For the colonists it brought economic prosperity and industrialization. For the British it was shooting themselves in the foot. Intentional lax in order to show the appreciation for economic freedom while regulating the policy of mercantilism. Does it make any sense? One would question Robert Walpole’s sanity between all of this; however he is not our subject of concern. What you shall so sow so shall you reap; a very old and passed around saying isn’t it? But it does make sense in the context. The British for a very long period of time followed the policy and the colonist enjoyed its benefits.
Smuggling was nothing out of the blue, very common. Other European nations also benefitted from it, the Colonial agriculture products such as hay, wheat, barley, maize and cotton were valued highly in foreign markets. When the British annoyed at Colonial stubbornness to pay taxes, passed the writs of assistance; there was an outrage. There had to be one, like it did, smuggling was not put up with anymore and a flow of revenue generation created as a result of foreign trade stagnated. How were the merchants to run their businesses without the freedom of trading being allowed to them as it had always been?

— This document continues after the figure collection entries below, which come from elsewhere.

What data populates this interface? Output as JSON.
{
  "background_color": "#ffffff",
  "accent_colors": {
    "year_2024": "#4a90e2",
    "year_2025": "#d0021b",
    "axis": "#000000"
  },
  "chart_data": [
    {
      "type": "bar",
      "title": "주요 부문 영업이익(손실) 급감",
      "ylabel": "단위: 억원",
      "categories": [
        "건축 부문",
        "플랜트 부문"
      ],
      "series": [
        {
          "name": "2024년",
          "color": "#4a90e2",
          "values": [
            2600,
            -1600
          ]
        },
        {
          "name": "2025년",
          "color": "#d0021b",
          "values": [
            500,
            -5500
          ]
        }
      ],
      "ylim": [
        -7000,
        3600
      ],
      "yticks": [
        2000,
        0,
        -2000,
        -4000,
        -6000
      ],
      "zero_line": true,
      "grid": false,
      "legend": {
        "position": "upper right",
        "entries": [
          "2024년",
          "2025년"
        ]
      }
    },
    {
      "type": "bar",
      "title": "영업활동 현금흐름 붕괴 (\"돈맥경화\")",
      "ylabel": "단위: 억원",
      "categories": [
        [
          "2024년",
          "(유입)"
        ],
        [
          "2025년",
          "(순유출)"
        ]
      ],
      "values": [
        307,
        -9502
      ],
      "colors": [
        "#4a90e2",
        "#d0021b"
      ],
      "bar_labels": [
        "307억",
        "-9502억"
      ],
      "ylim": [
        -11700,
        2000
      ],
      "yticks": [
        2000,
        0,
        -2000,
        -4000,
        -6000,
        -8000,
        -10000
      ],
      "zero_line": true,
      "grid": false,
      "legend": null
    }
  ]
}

Hence there was an outcry by the merchants who went bankrupt as a result of such legislation. Ah! One cannot expect the theme to be talked about without the mentioning of taxes somewhere or another. The country was not at all familiar with taxes; once again it is necessary to mention that when we talk about being not being tampered for almost 150 years it is meant more than it sounds. Citizens in Britain were obliged to pay taxes, however their brethren in the New World were not. I do at times believe that absolute freedom corrupts absolutely, there should be some harnesses or bridles put on in order to let ivility root in or in this case for rule to sustain. When suddenly exposed to direct taxes such as Stamp Act and Sugar Acts why would it not cause havoc with in the colonists? It would lead to acrimony towards the crown like it did, it would lead to mass protests like it did and would lead to severing of ties like it did. In the beginning I wrote about how a historical event is subject to independent interpretation. How historians may or may not agree on something because of the different elements molding the shape of the basis for their knowledge.

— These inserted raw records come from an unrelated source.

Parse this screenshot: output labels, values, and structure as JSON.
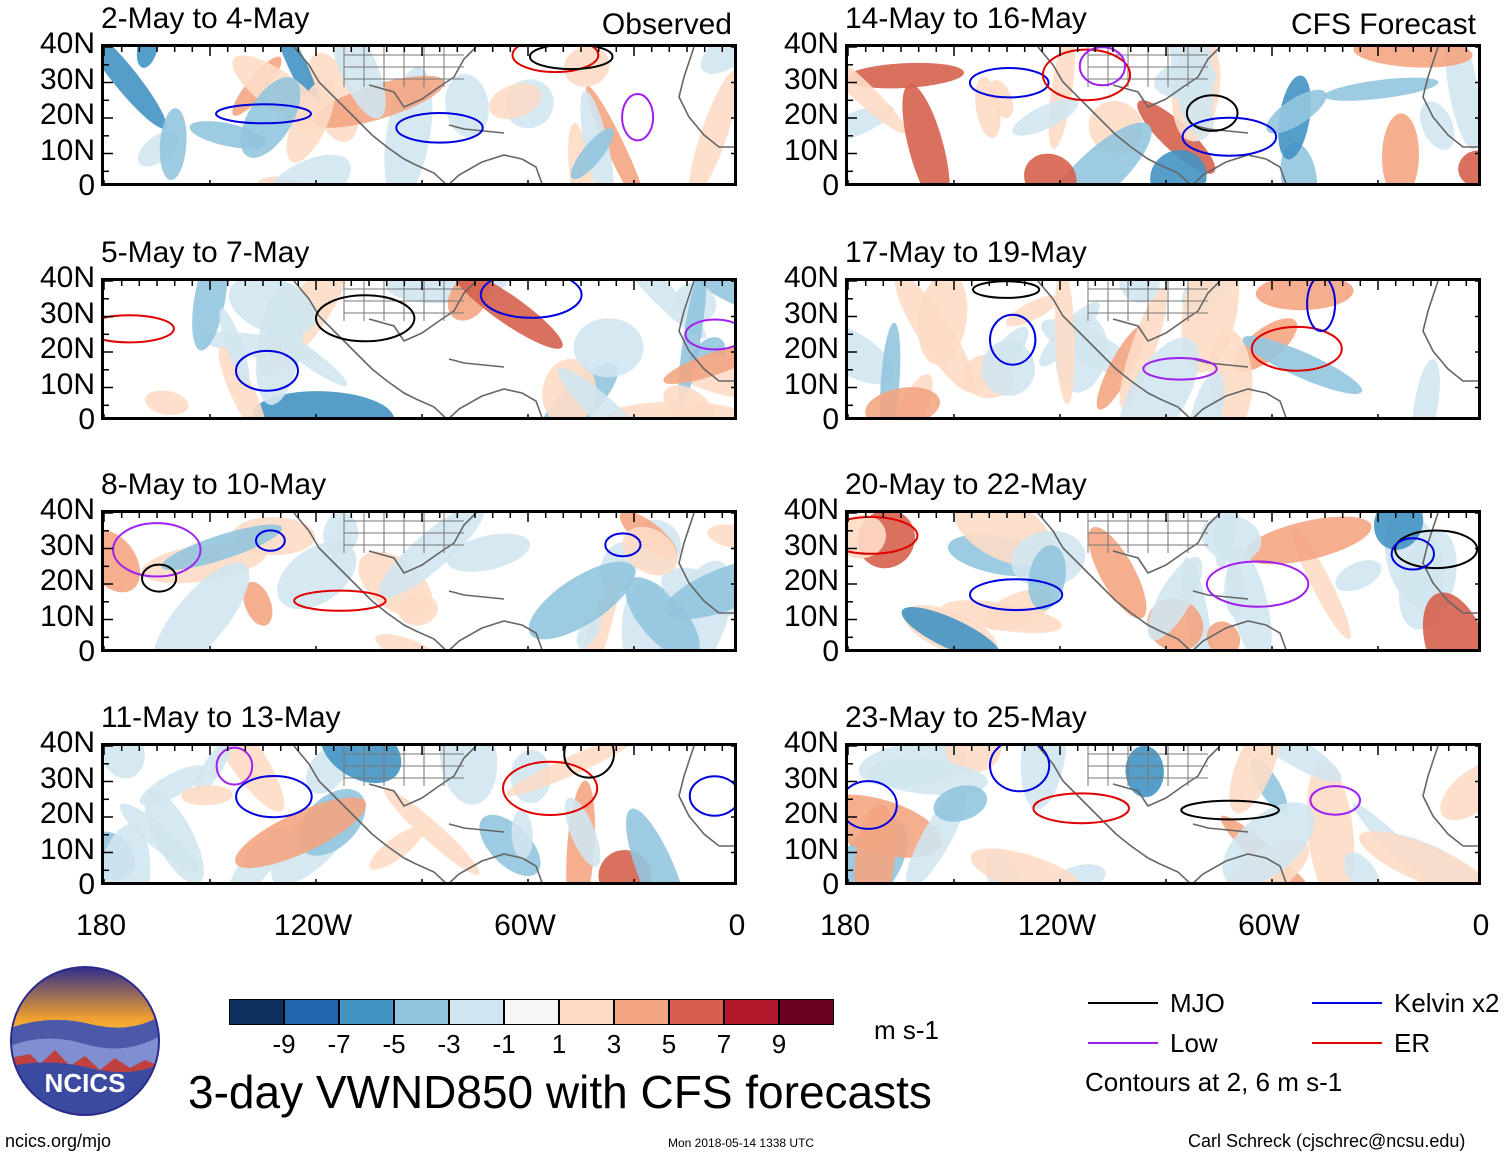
{
  "panels": [
    {
      "title": "2-May to 4-May",
      "tag": "Observed"
    },
    {
      "title": "14-May to 16-May",
      "tag": "CFS Forecast"
    },
    {
      "title": "5-May to 7-May",
      "tag": ""
    },
    {
      "title": "17-May to 19-May",
      "tag": ""
    },
    {
      "title": "8-May to 10-May",
      "tag": ""
    },
    {
      "title": "20-May to 22-May",
      "tag": ""
    },
    {
      "title": "11-May to 13-May",
      "tag": ""
    },
    {
      "title": "23-May to 25-May",
      "tag": ""
    }
  ],
  "lat_labels": [
    "40N",
    "30N",
    "20N",
    "10N",
    "0"
  ],
  "lon_labels": [
    "180",
    "120W",
    "60W",
    "0"
  ],
  "colorbar": {
    "colors": [
      "#0c2f5e",
      "#2166ac",
      "#4393c3",
      "#92c5de",
      "#d1e5f0",
      "#f7f7f7",
      "#fddbc7",
      "#f4a582",
      "#d6604d",
      "#b2182b",
      "#67001f"
    ],
    "ticks": [
      "-9",
      "-7",
      "-5",
      "-3",
      "-1",
      "1",
      "3",
      "5",
      "7",
      "9"
    ],
    "units": "m s-1"
  },
  "title": "3-day VWND850 with CFS forecasts",
  "legend": {
    "items": [
      {
        "label": "MJO",
        "color": "#000000"
      },
      {
        "label": "Kelvin x2",
        "color": "#0000e0"
      },
      {
        "label": "Low",
        "color": "#a020f0"
      },
      {
        "label": "ER",
        "color": "#e00000"
      }
    ],
    "note": "Contours at 2, 6 m s-1"
  },
  "logo": {
    "text": "NCICS"
  },
  "footer": {
    "url": "ncics.org/mjo",
    "timestamp": "Mon 2018-05-14 1338 UTC",
    "author": "Carl Schreck (cjschrec@ncsu.edu)"
  }
}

I must confess that it is not arbitrary and applies to myself as it does to any other individual. I believe that evolution without revolution is lame and revolution without evolution blind, very similar to what Einstein said about religion and science. One thing is for certain though, nothing is by nature revolutionary. There has to be friction to beget fire. During the 150 year period evolutionary changes in political beliefs, social policies and economic mechanisms did take place otherwise the colonists would’ve never armed themselves to teeth and hoisted the flag of revolution.